Dual Rasterizer


Goal

Writing an application that can seemlessly switch between CPU and GPU based rasterization and achieve the same lighting on a provided model. For the CPU, the several rasterization stages have to be written by hand in addition to the shader effects themselves. The GPU side has to be set up and the effects have to be written in HLSL.

Starting point

The base of the project is a custom written engine, with HLSL support, received from the teachers. The entire rasterization functionality itself was added by me.

Common Code

Considering the switch between the two rasterization methods needs to be as seemlessly as possible, the code of both processors will need access to the current state of the other. Or in other words, only the code that handles the rasterization needs to be seperated, the rest can be combined. The only variables each of the processors need access to are the meshes and the camera. Those can easily be passed as referenced variables into the render function of the currently active processor, as it would be a waste of memory to store the same data twice. I opted to make use of polymorphism to control the switch. The currently active processor's pointer is stored in a base class pointer, which is then used to call the correct render function.

CPU Rasterization

In the render function of the CPU, the mesh first passes through the Projection phase. That is the phase where the 3D object is projected onto the 2D screen.
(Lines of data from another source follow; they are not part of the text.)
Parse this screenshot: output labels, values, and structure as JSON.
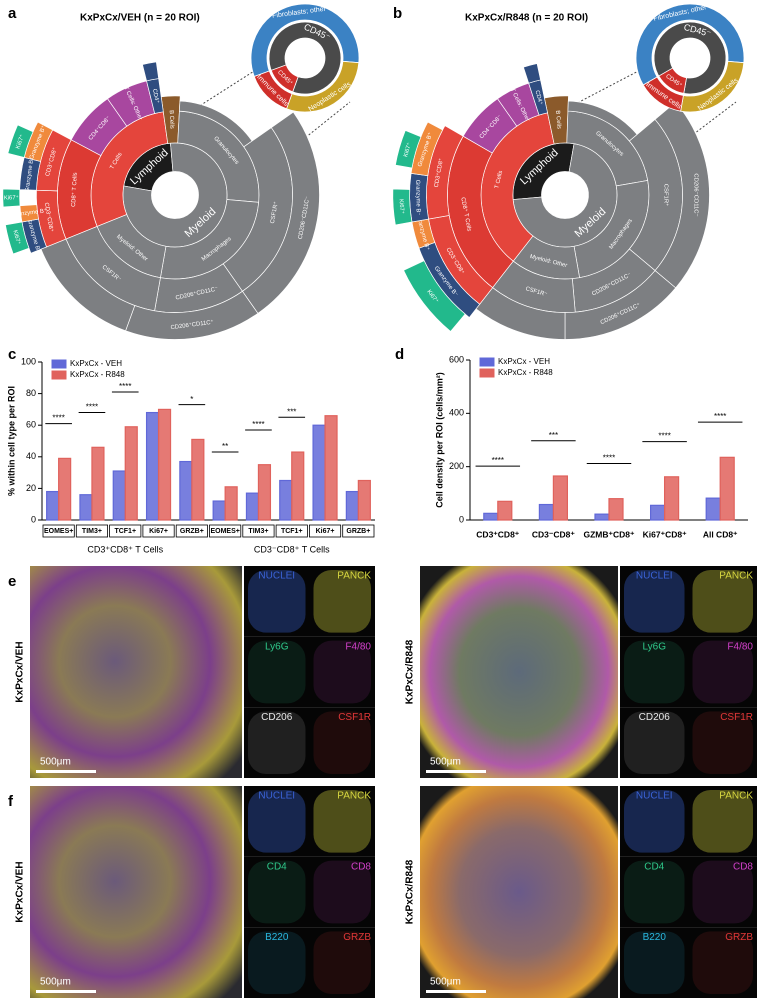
{
  "sunbursts": [
    {
      "label": "a",
      "title": "KxPxCx/VEH (n = 20 ROI)",
      "inset": {
        "outer": [
          "Fibroblasts; other",
          "Neoplastic cells",
          "Immune cells"
        ],
        "inner": [
          "CD45⁻",
          "CD45⁺"
        ]
      },
      "segments": [
        "Lymphoid",
        "Myeloid",
        "T Cells",
        "B Cells",
        "Granulocytes",
        "Macrophages",
        "Myeloid: Other",
        "CD8⁺ T Cells",
        "CD4⁻CD8⁻",
        "T Cells: Other",
        "CD4⁺",
        "CD3⁺CD8⁺",
        "CD3⁻CD8⁺",
        "CSF1R⁺",
        "CSF1R⁻",
        "CD206⁺CD11C⁻",
        "CD206⁻CD11C⁻",
        "CD206⁺CD11C⁺",
        "Granzyme B⁺",
        "Granzyme B⁻",
        "Granzyme B⁺",
        "Granzyme B⁻",
        "Ki67⁺",
        "Ki67⁺",
        "Ki67⁺"
      ]
    },
    {
      "label": "b",
      "title": "KxPxCx/R848 (n = 20 ROI)",
      "inset": {
        "outer": [
          "Fibroblasts; other",
          "Neoplastic cells",
          "Immune cells"
        ],
        "inner": [
          "CD45⁻",
          "CD45⁺"
        ]
      },
      "segments": [
        "Lymphoid",
        "Myeloid",
        "T Cells",
        "B Cells",
        "Granulocytes",
        "Macrophages",
        "Myeloid: Other",
        "CD8⁺ T Cells",
        "CD4⁻CD8⁻",
        "T Cells: Other",
        "CD4⁺",
        "CD3⁺CD8⁺",
        "CD3⁻CD8⁺",
        "CSF1R⁺",
        "CSF1R⁻",
        "CD206⁺CD11C⁻",
        "CD206⁻CD11C⁻",
        "CD206⁺CD11C⁺",
        "Granzyme B⁺",
        "Granzyme B⁻",
        "Granzyme B⁺",
        "Granzyme B⁻",
        "Ki67⁺",
        "Ki67⁺",
        "Ki67⁺"
      ]
    }
  ],
  "chart_data": [
    {
      "type": "bar",
      "panel": "c",
      "y_label": "% within cell type per ROI",
      "categories": [
        "EOMES+",
        "TIM3+",
        "TCF1+",
        "Ki67+",
        "GRZB+",
        "EOMES+",
        "TIM3+",
        "TCF1+",
        "Ki67+",
        "GRZB+"
      ],
      "group_labels": [
        "CD3⁺CD8⁺ T Cells",
        "CD3⁻CD8⁺ T Cells"
      ],
      "series": [
        {
          "name": "KxPxCx - VEH",
          "color": "#6068d8",
          "values": [
            18,
            16,
            31,
            68,
            37,
            12,
            17,
            25,
            60,
            18
          ]
        },
        {
          "name": "KxPxCx - R848",
          "color": "#e0625c",
          "values": [
            39,
            46,
            59,
            70,
            51,
            21,
            35,
            43,
            66,
            25
          ]
        }
      ],
      "significance": [
        "****",
        "****",
        "****",
        null,
        "*",
        "**",
        "****",
        "***",
        null,
        null
      ],
      "ylim": [
        0,
        100
      ],
      "yticks": [
        0,
        20,
        40,
        60,
        80,
        100
      ]
    },
    {
      "type": "bar",
      "panel": "d",
      "y_label": "Cell density per ROI (cells/mm²)",
      "categories": [
        "CD3⁺CD8⁺",
        "CD3⁻CD8⁺",
        "GZMB⁺CD8⁺",
        "Ki67⁺CD8⁺",
        "All CD8⁺"
      ],
      "series": [
        {
          "name": "KxPxCx - VEH",
          "color": "#6068d8",
          "values": [
            25,
            58,
            22,
            55,
            82
          ]
        },
        {
          "name": "KxPxCx - R848",
          "color": "#e0625c",
          "values": [
            70,
            165,
            80,
            162,
            235
          ]
        }
      ],
      "significance": [
        "****",
        "***",
        "****",
        "****",
        "****"
      ],
      "ylim": [
        0,
        600
      ],
      "yticks": [
        0,
        200,
        400,
        600
      ]
    }
  ],
  "images": [
    {
      "label": "e",
      "panels": [
        {
          "condition": "KxPxCx/VEH",
          "scale": "500μm",
          "channels": [
            "NUCLEI",
            "PANCK",
            "Ly6G",
            "F4/80",
            "CD206",
            "CSF1R"
          ]
        },
        {
          "condition": "KxPxCx/R848",
          "scale": "500μm",
          "channels": [
            "NUCLEI",
            "PANCK",
            "Ly6G",
            "F4/80",
            "CD206",
            "CSF1R"
          ]
        }
      ]
    },
    {
      "label": "f",
      "panels": [
        {
          "condition": "KxPxCx/VEH",
          "scale": "500μm",
          "channels": [
            "NUCLEI",
            "PANCK",
            "CD4",
            "CD8",
            "B220",
            "GRZB"
          ]
        },
        {
          "condition": "KxPxCx/R848",
          "scale": "500μm",
          "channels": [
            "NUCLEI",
            "PANCK",
            "CD4",
            "CD8",
            "B220",
            "GRZB"
          ]
        }
      ]
    }
  ]
}
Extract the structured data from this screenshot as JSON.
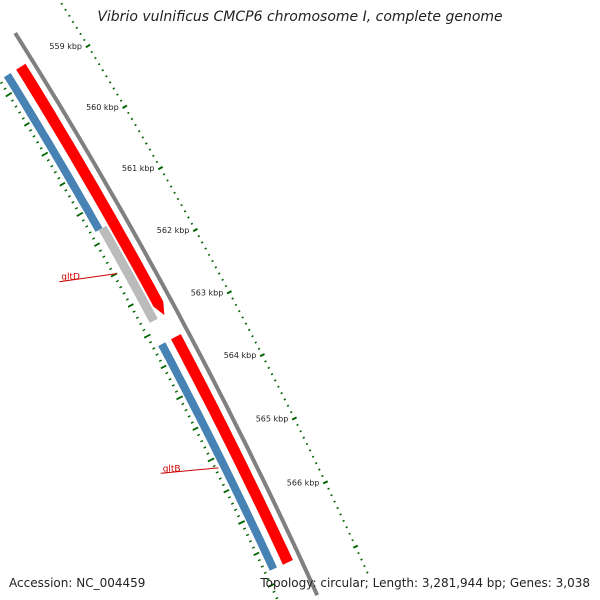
{
  "title": "Vibrio vulnificus CMCP6 chromosome I, complete genome",
  "footer": {
    "accession": "Accession: NC_004459",
    "summary": "Topology: circular; Length: 3,281,944 bp; Genes: 3,038"
  },
  "colors": {
    "background": "#ffffff",
    "backbone": "#808080",
    "reverse_strand_genes": "#ff0000",
    "forward_strand_genes": "#4682b4",
    "other_feature": "#bbbbbb",
    "ticks": "#006400",
    "gene_label": "#cc0000"
  },
  "ticks": {
    "labels": [
      "559 kbp",
      "560 kbp",
      "561 kbp",
      "562 kbp",
      "563 kbp",
      "564 kbp",
      "565 kbp",
      "566 kbp"
    ],
    "major_kbp": [
      559,
      560,
      561,
      562,
      563,
      564,
      565,
      566
    ],
    "minor_step_kbp": 0.1
  },
  "features": {
    "reverse_strand": [
      {
        "start_kbp": 558.75,
        "end_kbp": 561.3,
        "arrow": false
      },
      {
        "start_kbp": 561.3,
        "end_kbp": 562.85,
        "arrow": true
      },
      {
        "start_kbp": 563.2,
        "end_kbp": 566.8,
        "arrow": false
      }
    ],
    "forward_strand": [
      {
        "start_kbp": 558.75,
        "end_kbp": 561.33
      },
      {
        "start_kbp": 563.2,
        "end_kbp": 566.8
      }
    ],
    "other": [
      {
        "start_kbp": 561.33,
        "end_kbp": 562.85
      }
    ]
  },
  "gene_labels": [
    {
      "name": "gltD",
      "position_kbp": 562.0
    },
    {
      "name": "gltB",
      "position_kbp": 565.15
    }
  ]
}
From there, the code loops over all triangles in the mesh and attempts to rasterize them. As an extra, this part is multithreaded to give an extra bit of performance on the CPU. However, as I will explain later, this brings it's own set of problems. This is only done if all 3 triangle coordinates are visible for the camera, but it is possible to solve this through a technique called frustrum culling. Unfortunately I did not have enough time to add this in a good way, so I decided to not implement it.

CPU Rasterizer

There are a couple of checks to go through before we can go to the next stage. First of all, the culling mode needs to be checked, which can be back, front or none. Then the next one is the depth test, which checks if the pixel is not being obstructed by another one closer to the camera. Once the pixel passes both checks, it will move on to the pixelshader, which is the part of the code responsible to calculate the pixel color based on the effect that is applied on the mesh.

I wrote 2 effects, an opaque effect for vehicle itself and a transparancy effect for the flames coming out of exhaust of the vehicle. This is also where the multithreading issue lies; Because the multithreaded code is executed in parallel, it creates race conditions, where the pixel's color can change based on what pixel is finished calculating first. This was especially jarring with the transparancy effect, so I implemented some additional code to disable multithreading for that effect. It is also present on the opaque effect, but it is barely noticable, so I left that as is.

This continues till all triangles are looped over, at which point the next frame starts, or the processor switches over to the GPU.

GPU Rasterization

Luckily, it is completely unnecessary to rewrite the code that goes through all the different rasterization stages for the GPU, as it can perfectly handle that by itself. It even handles the frustrum culling automatically. I only need to set up the code that communicates the necessary data, such as the mesh vertices and the camera matrices, to the GPU. The matrices are set through global public variables in a .fx file, but to implement the data for the mesh vertices, I need to set up an input layout. This tells the gpu how it can expect the data to be structured. The .fx file needs to have a struct defined with the same data layout, so the data can easily be fed into the code.

Once the data is fed into the HLSL code, the only thing left to write is pixel shader code. This code should render exactly the same result as the CPU equivalent, with the exception of some potential difference in rounding between the two processors.

GPU Rasterizer

Additional Options

There are a few additional options to view the model in a somewhat different light. For example, on the CPU only with F5, you can cycle through the diffuse-only, observed area, diffuse and combine shading mode. With F9, you can cycle through the different cullmodes.

Conclusion

While not immediately in the range of my interests, I did enjoy working on this project. I often did not expect some very apparent lighting bugs to be the result of a small mistake in the code, which was at times frustrating to hunt down, but it was always satisfying to see it work correctly. This project made it clear for me that the amount of optimizations needed to render games at at least 60fps is massive, as simply taking away the multithreading for the fire effect on the CPU made my fps go down by a not so small amount.